De acompanhado passou a sozinho, depois de cinquenta anos de vida em comum. Aceitando o que tinha e não o que desejaria, prosseguiu o seu caminho, passou a fazer as refeições, os passeios diários, enfim, criou novas rotinas, sempre focado na sua autonomia e na sua liberdade. Foi à caça até por volta dos oitenta e cinco, os últimos já sem apontar, porque uma dor no ombro o afastou dessa lide. Também alguns companheiros foram viajando, a cumplicidade estava diferente, o sentimento de pertença foi-se diluindo. Nos entrementes resolveu aquelas trapalhadas que se costumam deixar para os herdeiros tratarem. E nova transição preparou, após uns quinze anos desejando um bom dia matinal a si próprio.

Aos noventa e dois decidiu que tinha que experimentar, enquanto estava válido, física e mentalmente, a solução de viver num lar. E foi! Com o apoio dos filhos, da filha no dia a dia e na logística, encontraram um local bem situado, com muito arvoredo e perto do pulmão de Lisboa, quarto privado, e boa vista. Levou o carro, entrava e saía quando queria, estava com a família, fez novas amizades, fazia passeios pelas redondezas, ia à Baixa, assistia a espetáculos de teatro de revista, marco da sua geração, tinha o grupo de almoços dentro e fora da residência, tirava o máximo partido. Mas a vida nestes moldes tem o efeito espelho. E nestes dois anos, impressionado com a demência e a dependência à sua volta, confirmou o que não queria para si: ir perdendo as suas capacidades e a sua autonomia num ciclo fechado. Voltou para casa. E esta é a terceira transição de uma vida feliz. Como frequentemente dizia: "Eu sou feliz. Se vocês são felizes, fico ainda mais feliz, por mim e por vocês".

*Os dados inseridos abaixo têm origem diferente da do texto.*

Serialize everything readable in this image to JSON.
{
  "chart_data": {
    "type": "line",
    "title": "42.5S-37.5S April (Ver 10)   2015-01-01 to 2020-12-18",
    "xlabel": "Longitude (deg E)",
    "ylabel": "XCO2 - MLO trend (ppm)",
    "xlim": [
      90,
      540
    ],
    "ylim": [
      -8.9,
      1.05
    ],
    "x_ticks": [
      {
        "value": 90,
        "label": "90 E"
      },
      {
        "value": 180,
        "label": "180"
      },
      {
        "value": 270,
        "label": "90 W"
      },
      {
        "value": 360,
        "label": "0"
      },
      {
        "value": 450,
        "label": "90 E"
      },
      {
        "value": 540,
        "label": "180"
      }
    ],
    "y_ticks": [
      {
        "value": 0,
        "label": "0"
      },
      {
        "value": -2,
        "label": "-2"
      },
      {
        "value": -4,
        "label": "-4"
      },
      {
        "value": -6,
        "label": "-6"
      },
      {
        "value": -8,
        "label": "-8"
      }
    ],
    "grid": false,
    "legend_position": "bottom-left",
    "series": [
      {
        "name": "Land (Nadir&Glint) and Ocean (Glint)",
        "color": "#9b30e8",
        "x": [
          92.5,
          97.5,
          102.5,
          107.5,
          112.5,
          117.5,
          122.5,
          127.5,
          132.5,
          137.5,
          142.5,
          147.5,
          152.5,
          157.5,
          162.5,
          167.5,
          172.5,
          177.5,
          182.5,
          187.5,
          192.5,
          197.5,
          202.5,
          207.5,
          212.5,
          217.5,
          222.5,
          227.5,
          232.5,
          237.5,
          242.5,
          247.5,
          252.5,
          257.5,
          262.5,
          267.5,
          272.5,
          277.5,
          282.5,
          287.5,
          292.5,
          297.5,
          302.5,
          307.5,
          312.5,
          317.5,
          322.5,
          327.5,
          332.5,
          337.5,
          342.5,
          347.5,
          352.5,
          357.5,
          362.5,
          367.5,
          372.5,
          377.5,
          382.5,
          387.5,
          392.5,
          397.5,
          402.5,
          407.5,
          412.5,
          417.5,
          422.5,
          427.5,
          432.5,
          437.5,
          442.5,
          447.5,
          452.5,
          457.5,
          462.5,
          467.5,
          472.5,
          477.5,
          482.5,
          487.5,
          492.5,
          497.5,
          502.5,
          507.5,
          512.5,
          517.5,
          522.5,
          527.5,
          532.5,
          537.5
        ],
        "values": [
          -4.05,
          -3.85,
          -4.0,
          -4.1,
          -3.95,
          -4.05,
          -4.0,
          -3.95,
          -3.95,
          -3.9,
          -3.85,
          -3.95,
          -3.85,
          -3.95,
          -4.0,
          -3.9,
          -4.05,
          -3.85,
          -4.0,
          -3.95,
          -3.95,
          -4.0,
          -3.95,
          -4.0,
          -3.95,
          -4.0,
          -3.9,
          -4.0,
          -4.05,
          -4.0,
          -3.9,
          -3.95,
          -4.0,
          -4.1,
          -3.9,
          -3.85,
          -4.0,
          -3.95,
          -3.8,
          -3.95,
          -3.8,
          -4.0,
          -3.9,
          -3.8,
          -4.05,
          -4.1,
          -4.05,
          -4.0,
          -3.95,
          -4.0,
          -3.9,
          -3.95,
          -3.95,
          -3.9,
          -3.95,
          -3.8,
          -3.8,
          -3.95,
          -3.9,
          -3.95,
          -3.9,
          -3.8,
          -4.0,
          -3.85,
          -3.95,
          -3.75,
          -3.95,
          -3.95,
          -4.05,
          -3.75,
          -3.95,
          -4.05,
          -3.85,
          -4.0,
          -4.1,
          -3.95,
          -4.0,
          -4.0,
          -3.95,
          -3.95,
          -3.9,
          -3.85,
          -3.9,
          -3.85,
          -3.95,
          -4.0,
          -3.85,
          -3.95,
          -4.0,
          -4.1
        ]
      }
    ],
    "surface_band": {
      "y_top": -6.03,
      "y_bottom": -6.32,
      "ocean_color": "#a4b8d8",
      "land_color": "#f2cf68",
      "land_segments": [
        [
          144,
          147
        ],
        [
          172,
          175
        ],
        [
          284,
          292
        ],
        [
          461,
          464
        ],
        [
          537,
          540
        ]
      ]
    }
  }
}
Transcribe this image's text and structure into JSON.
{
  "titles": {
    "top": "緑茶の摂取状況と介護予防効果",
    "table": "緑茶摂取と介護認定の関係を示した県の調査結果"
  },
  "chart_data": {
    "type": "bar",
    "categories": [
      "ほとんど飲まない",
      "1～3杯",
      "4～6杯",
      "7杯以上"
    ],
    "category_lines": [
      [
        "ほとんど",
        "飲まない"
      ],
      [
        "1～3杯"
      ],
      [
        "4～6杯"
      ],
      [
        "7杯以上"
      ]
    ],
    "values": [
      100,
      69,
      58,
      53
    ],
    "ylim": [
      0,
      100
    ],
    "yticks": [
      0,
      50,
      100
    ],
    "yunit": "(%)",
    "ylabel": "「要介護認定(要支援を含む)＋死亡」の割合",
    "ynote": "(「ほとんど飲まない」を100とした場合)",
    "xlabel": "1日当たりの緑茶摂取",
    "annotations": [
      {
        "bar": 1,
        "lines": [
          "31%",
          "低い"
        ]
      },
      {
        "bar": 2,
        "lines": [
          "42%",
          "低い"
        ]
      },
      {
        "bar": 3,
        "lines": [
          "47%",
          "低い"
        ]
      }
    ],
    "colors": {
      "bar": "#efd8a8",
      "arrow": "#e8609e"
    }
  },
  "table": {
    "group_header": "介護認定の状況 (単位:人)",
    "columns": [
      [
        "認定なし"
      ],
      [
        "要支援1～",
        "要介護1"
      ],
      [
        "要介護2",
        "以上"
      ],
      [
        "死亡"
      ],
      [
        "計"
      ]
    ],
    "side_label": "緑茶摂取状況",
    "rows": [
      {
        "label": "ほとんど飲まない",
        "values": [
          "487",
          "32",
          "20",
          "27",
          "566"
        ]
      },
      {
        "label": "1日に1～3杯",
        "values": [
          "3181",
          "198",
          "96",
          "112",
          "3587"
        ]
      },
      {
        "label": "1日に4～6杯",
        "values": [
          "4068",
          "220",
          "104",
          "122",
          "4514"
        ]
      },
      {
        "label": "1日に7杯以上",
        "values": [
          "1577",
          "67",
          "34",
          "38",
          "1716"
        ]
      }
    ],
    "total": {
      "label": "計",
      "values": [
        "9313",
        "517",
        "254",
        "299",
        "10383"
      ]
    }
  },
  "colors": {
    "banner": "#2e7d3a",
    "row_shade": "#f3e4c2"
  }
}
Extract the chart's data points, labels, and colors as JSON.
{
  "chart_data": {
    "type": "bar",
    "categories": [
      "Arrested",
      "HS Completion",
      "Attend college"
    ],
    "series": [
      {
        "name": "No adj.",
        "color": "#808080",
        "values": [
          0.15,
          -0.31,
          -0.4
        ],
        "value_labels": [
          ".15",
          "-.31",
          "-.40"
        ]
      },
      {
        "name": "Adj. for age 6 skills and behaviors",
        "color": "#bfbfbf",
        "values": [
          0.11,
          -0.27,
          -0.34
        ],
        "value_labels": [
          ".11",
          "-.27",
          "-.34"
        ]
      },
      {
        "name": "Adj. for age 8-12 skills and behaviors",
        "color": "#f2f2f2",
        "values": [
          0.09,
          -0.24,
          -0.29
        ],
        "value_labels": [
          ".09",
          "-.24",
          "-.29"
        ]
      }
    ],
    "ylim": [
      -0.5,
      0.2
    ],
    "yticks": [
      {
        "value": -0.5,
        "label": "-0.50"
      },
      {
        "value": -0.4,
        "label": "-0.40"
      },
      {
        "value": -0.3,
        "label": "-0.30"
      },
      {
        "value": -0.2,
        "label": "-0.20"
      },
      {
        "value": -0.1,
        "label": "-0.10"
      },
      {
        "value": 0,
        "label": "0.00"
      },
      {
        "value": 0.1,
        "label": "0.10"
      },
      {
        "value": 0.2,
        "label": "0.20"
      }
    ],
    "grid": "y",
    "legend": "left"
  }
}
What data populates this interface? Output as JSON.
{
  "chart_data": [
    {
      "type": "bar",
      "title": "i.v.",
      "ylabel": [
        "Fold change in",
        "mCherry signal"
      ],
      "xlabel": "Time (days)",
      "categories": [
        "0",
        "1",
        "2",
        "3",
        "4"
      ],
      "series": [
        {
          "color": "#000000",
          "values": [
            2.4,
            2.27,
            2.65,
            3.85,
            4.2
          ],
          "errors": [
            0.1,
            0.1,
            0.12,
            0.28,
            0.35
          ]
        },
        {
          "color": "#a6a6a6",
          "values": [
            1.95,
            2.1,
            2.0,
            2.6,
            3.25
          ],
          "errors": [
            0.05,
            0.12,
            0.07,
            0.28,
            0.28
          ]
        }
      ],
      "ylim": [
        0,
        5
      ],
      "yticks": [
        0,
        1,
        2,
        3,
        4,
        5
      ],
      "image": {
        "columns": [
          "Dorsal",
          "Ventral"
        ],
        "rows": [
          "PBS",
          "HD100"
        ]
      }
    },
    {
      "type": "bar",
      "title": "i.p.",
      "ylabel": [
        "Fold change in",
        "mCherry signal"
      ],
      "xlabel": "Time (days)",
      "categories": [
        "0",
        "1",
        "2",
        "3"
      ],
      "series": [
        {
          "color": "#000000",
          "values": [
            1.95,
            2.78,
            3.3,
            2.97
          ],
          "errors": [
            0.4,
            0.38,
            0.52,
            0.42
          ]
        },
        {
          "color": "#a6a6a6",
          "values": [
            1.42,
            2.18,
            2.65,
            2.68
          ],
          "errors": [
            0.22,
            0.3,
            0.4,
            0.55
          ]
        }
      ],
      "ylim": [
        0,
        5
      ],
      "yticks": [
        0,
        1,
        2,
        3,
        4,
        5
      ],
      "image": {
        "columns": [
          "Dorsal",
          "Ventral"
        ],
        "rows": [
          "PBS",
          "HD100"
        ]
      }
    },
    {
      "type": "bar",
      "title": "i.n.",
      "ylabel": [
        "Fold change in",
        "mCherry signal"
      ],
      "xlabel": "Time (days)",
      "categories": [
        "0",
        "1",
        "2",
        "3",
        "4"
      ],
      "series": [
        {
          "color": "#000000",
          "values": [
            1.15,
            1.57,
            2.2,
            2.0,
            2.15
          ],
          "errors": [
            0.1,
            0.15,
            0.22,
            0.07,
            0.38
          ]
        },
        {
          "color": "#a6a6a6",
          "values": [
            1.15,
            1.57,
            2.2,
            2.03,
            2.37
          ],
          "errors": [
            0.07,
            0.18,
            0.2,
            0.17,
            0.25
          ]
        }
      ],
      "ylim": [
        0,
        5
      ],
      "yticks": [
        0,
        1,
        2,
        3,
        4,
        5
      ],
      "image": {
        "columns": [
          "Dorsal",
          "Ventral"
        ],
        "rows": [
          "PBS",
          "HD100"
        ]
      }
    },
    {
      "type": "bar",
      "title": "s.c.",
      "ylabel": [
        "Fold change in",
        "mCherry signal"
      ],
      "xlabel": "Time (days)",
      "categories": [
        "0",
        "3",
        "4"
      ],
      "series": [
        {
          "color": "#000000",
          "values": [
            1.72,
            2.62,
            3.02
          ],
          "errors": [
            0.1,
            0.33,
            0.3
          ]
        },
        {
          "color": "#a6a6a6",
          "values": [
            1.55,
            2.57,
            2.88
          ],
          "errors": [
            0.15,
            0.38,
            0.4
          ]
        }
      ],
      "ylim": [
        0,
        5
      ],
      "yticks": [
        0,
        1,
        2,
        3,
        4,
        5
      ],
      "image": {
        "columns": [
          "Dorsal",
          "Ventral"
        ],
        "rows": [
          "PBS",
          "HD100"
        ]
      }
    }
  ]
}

É nesta altura que a Maria, que também vivia em Azeitão, se reinventou na ajuda preciosa à sua família de dedicação. E passaram a viver os dois na mesma casa, fazendo companhia um ao outro e ajudando-se mutuamente. Mas a solidão das ausências e o que já nos custa fazer, as pequenas diminuições, têm o seu peso. Teve que ser operado, foi ficando mais difícil preencher a alma com a vida. Ficou cansado.

Teve o privilégio de se manter autónomo e clarividente até ao dia em que sentiu que já estava aborrecido demais e o seu coração adormeceu.

Um exemplo de saber ser. De sua graça, José Rafael.